I don't know if they are load bearing (but I think they are) and was wondering how big of a job it is to do on my own/how much would is cost to have someone do it? I've done some research and it seems pretty straight forward but I'm finding there is always some catch to everything. This is by far the biggest hurdle of this reno, plumbing, electrical and everything else seems A-OK. Anyway hopefully these pictures help.

firsttimerenos 12-03-2013 08:45 PM

6 Attachment(s)
I included the outside wall/corner so you can have an idea of what going on. It's a little crowded inside the bathroom. Part of me wishes I never found it but I'm glad I did before something bad happens.

chiraldude 12-04-2013 09:04 PM

Kind of similar to a reno I did a few years ago except that the rotted wood was not part of a load bearing wall.
First, you have got to get rid of as much rotted wood as you can. It's rotten and will continue to be a weak point in the structure even if you completely stop the leaks and dry it out.
If you are sure it is load bearing you will need to get a couple of jacks to release the load so you can replace the rotten stuff. Not a problem for DIY except that a pro would have all the tools and experience to do it quickly whereas you might have to take a couple of days and extra trips to Home Depot to get it done.
Just rip out the rotten stuff and piece in good wood. Lots of measuring and cutting that's all.
Hopefully you can rent the jacks but if not, just sell them on eBay or donate them to Habit for Humanity when you are done.

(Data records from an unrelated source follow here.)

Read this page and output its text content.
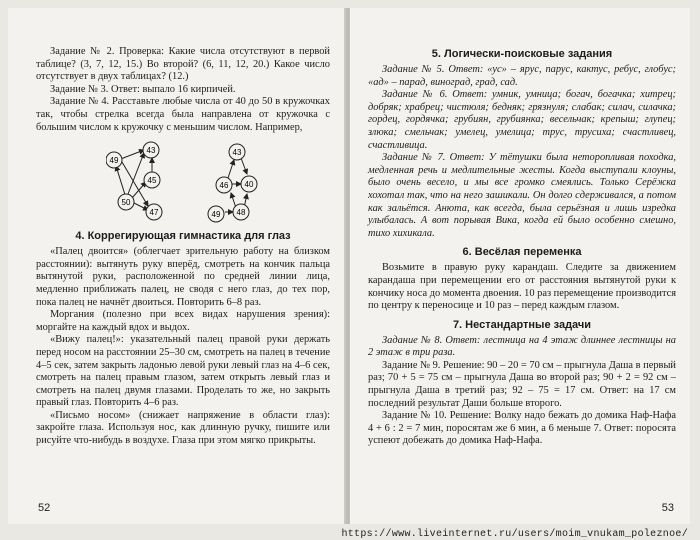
Задание № 2. Проверка: Какие числа отсутствуют в первой таблице? (3, 7, 12, 15.) Во второй? (6, 11, 12, 20.) Какое число отсутствует в двух таблицах? (12.)

Задание № 3. Ответ: выпало 16 кирпичей.

Задание № 4. Расставьте любые числа от 40 до 50 в кружочках так, чтобы стрелка всегда была направлена от кружочка с большим числом к кружочку с меньшим числом. Например,

49
43
45
50
47
43
46 40
49 48
4. Коррегирующая гимнастика для глаз

«Палец двоится» (облегчает зрительную работу на близком расстоянии): вытянуть руку вперёд, смотреть на кончик пальца вытянутой руки, расположенной по средней линии лица, медленно приближать палец, не сводя с него глаз, до тех пор, пока палец не начнёт двоиться. Повторить 6–8 раз.

Моргания (полезно при всех видах нарушения зрения): моргайте на каждый вдох и выдох.

«Вижу палец!»: указательный палец правой руки держать перед носом на расстоянии 25–30 см, смотреть на палец в течение 4–5 сек, затем закрыть ладонью левой руки левый глаз на 4–6 сек, смотреть на палец правым глазом, затем открыть левый глаз и смотреть на палец двумя глазами. Проделать то же, но закрыть правый глаз. Повторить 4–6 раз.

«Письмо носом» (снижает напряжение в области глаз): закройте глаза. Используя нос, как длинную ручку, пишите или рисуйте что-нибудь в воздухе. Глаза при этом мягко прикрыты.

52
5. Логически-поисковые задания

Задание № 5. Ответ: «ус» – ярус, парус, кактус, ребус, глобус; «ад» – парад, виноград, град, сад.

Задание № 6. Ответ: умник, умница; богач, богачка; хитрец; добряк; храбрец; чистюля; бедняк; грязнуля; слабак; силач, силачка; гордец, гордячка; грубиян, грубиянка; весельчак; крепыш; глупец; злюка; смельчак; умелец, умелица; трус, трусиха; счастливец, счастливица.

Задание № 7. Ответ: У тётушки была неторопливая походка, медленная речь и медлительные жесты. Когда выступали клоуны, было очень весело, и мы все громко смеялись. Только Серёжка хохотал так, что на него зашикали. Он долго сдерживался, а потом как зальётся. Анюта, как всегда, была серьёзная и лишь изредка улыбалась. А вот порывая Вика, когда ей было особенно смешно, тихо хихикала.

6. Весёлая переменка

Возьмите в правую руку карандаш. Следите за движением карандаша при перемещении его от расстояния вытянутой руки к кончику носа до момента двоения. 10 раз перемещение производится по центру к переносице и 10 раз – перед каждым глазом.

7. Нестандартные задачи

Задание № 8. Ответ: лестница на 4 этаж длиннее лестницы на 2 этаж в три раза.

Задание № 9. Решение: 90 – 20 = 70 см – прыгнула Даша в первый раз; 70 + 5 = 75 см – прыгнула Даша во второй раз; 90 + 2 = 92 см – прыгнула Даша в третий раз; 92 – 75 = 17 см. Ответ: на 17 см последний результат Даши больше второго.

Задание № 10. Решение: Волку надо бежать до домика Наф-Нафа 4 + 6 : 2 = 7 мин, поросятам же 6 мин, а 6 меньше 7. Ответ: поросята успеют добежать до домика Наф-Нафа.

53
https://www.liveinternet.ru/users/moim_vnukam_poleznoe/
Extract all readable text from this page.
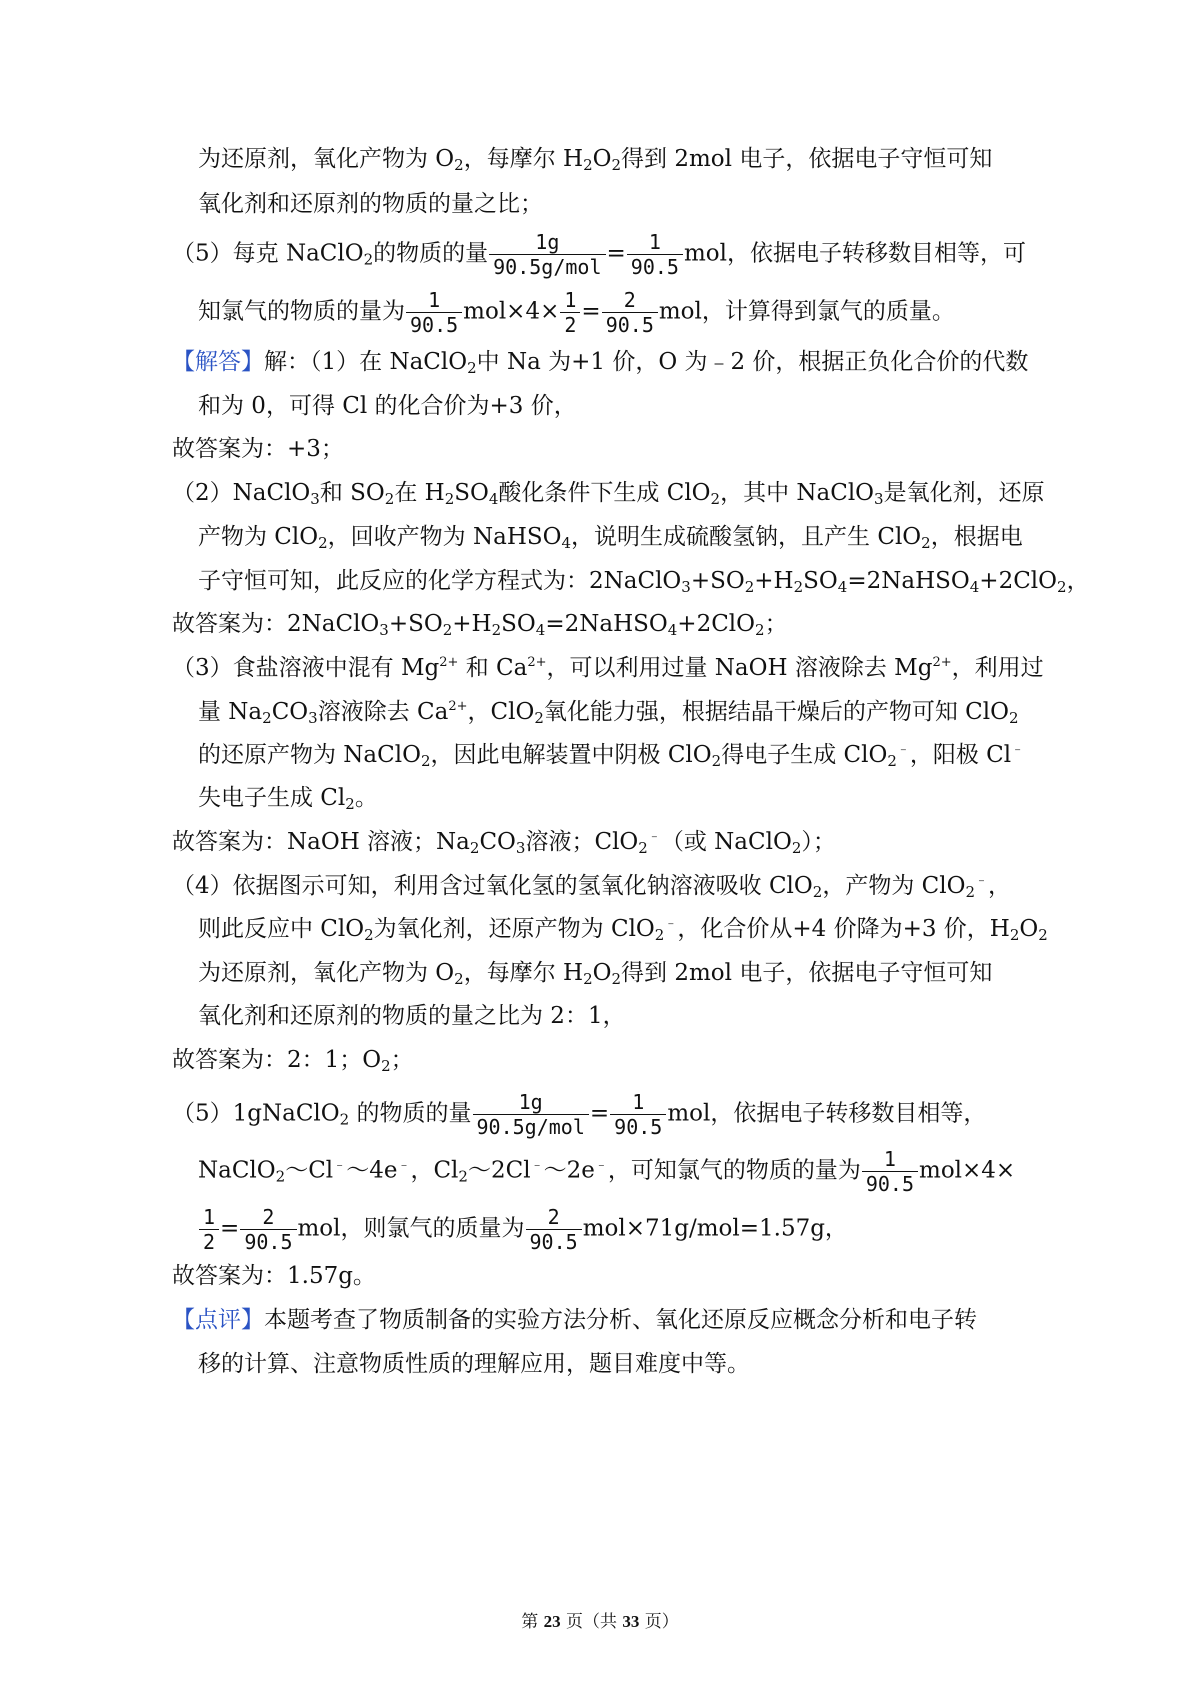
为还原剂，氧化产物为 $O_2$，每摩尔 $H_2O_2$得到 2mol 电子，依据电子守恒可知
氧化剂和还原剂的物质的量之比；
（5）每克 NaClO$_2$的物质的量 $\frac{1g}{\text{90.5g/mol}} = \frac{1}{90.5}$ mol，依据电子转移数目相等，可
知氯气的物质的量为 $\frac{1}{90.5} mol\times 4\times \frac{1}{2} = \frac{2}{90.5}$ mol，计算得到氯气的质量。
【解答】解：（1）在 NaClO$_2$中 Na 为+1 价，O 为﹣2 价，根据正负化合价的代数
和为 0，可得 Cl 的化合价为+3 价，
故答案为：+3；
（2）NaClO$_3$和 $SO_2$在 $H_2SO_4$酸化条件下生成 ClO$_2$，其中 NaClO$_3$是氧化剂，还原
产物为 ClO$_2$，回收产物为 NaHSO$_4$，说明生成硫酸氢钠，且产生 ClO$_2$，根据电
子守恒可知，此反应的化学方程式为：$2NaClO_3+SO_2+H_2SO_4=2NaHSO_4+2ClO_2$，
故答案为：$2NaClO_3+SO_2+H_2SO_4=2NaHSO_4+2ClO_2$；
（3）食盐溶液中混有 $Mg^{2+}$ 和 $Ca^{2+}$，可以利用过量 NaOH 溶液除去 $Mg^{2+}$，利用过
量 $Na_2CO_3$溶液除去 $Ca^{2+}$，ClO$_2$氧化能力强，根据结晶干燥后的产物可知 ClO$_2$
的还原产物为 NaClO$_2$，因此电解装置中阴极 ClO$_2$得电子生成 ClO$_2$﹣，阳极 Cl﹣
失电子生成 $Cl_2$。
故答案为：NaOH 溶液；$Na_2CO_3$溶液；ClO$_2$﹣（或 NaClO$_2$）；
（4）依据图示可知，利用含过氧化氢的氢氧化钠溶液吸收 ClO$_2$，产物为 ClO$_2$﹣，
则此反应中 ClO$_2$为氧化剂，还原产物为 ClO$_2$﹣，化合价从+4 价降为+3 价，$H_2O_2$
为还原剂，氧化产物为 $O_2$，每摩尔 $H_2O_2$得到 2mol 电子，依据电子守恒可知
氧化剂和还原剂的物质的量之比为 2：1，
故答案为：2：1；$O_2$；
（5）1gNaClO$_2$ 的物质的量 $\frac{1g}{\text{90.5g/mol}} = \frac{1}{90.5}$ mol，依据电子转移数目相等，
NaClO$_2$～Cl﹣～4e﹣，$Cl_2\sim 2Cl^﹣\sim 2e^﹣$，可知氯气的物质的量为 $\frac{1}{90.5} mol\times 4\times$
$\frac{1}{2} = \frac{2}{90.5}$ mol，则氯气的质量为 $\frac{2}{90.5} mol\times 71g/mol=1.57g$，
故答案为：1.57g。
【点评】本题考查了物质制备的实验方法分析、氧化还原反应概念分析和电子转
移的计算、注意物质性质的理解应用，题目难度中等。
第 23 页（共 33 页）
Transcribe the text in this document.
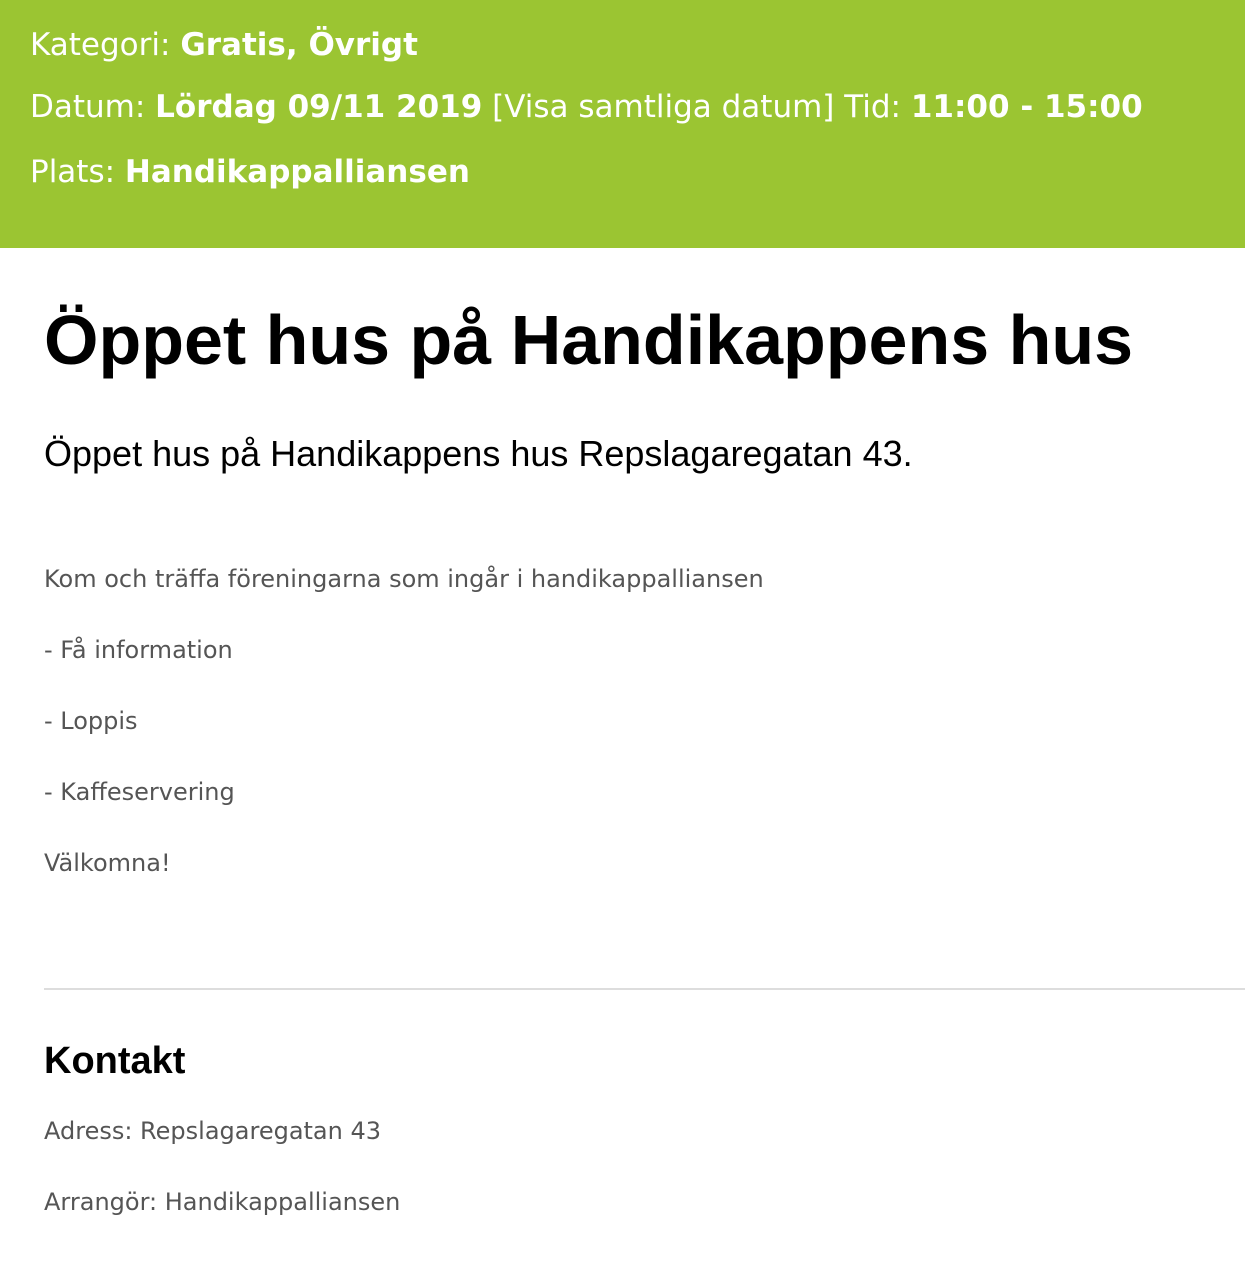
Kategori: Gratis, Övrigt
Datum: Lördag 09/11 2019 [Visa samtliga datum] Tid: 11:00 - 15:00
Plats: Handikappalliansen
Öppet hus på Handikappens hus

Öppet hus på Handikappens hus Repslagaregatan 43.

Kom och träffa föreningarna som ingår i handikappalliansen

- Få information

- Loppis

- Kaffeservering

Välkomna!

Kontakt

Adress: Repslagaregatan 43

Arrangör: Handikappalliansen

firsttimerenos 12-04-2013 09:23 PM

How do you use the jack?
So we bought the place knowing their was potential water damage but I didn't think it would be this bad. We did get a reduce price on the house due to it however when we purchased the home the owners said they hadn't used the shower in years due to the leak and we haven't used in since we bought it last April (2012) and have be using the other shower downstairs. The wood is completely dry and so I think the spread of rot has be slowed/stopped.

I was wondering how I would use the jack/jacks to support the wall? How would one hook that up?

chiraldude 12-05-2013 10:04 AM

First you need to confirm where the load bearing parts are. Kind of difficult to explain in a forum post but you can start by finding where all the joists are (floor and ceiling). You say this is upstairs. Is there nothing but attic space above? You will need to look into the attic to see if anything like roof trusses or anything else heavy is supported by this wall.
Are the floor joists supported directly below this partition wall? If you are far from a support from below, then it is unlikely it is supporting a lot of weight.
If you do need to support while replacing rotted wood, you will want to have a couple of screw jacks set up as close as possible to the area you are going to work on. Put 2x6 on the floor and push another 2x6 up along the ceiling joists (perpendicular to joists of course). You just need to tighten the jacks a bit. Don't raise the ceiling more than 1/8 inch. I would also rip out the rotted subfloor first. You need to get it out of there before you jack things up an you need to know how much rot has got to the floor joists. Hopefully not much.
Pull the bad wood and replace. Leaving out lots of details but you get the idea.

firsttimerenos 12-07-2013 03:48 PM

Ok turns out non are load bearing and it all worked far.

Fix'n it 12-08-2013 09:41 AM


Originally Posted by firsttimerenos (Post 1275842)
Ok turns out non are load bearing and it all worked far.

i was going to say that. they are just built out walls to fit the stuff in the room.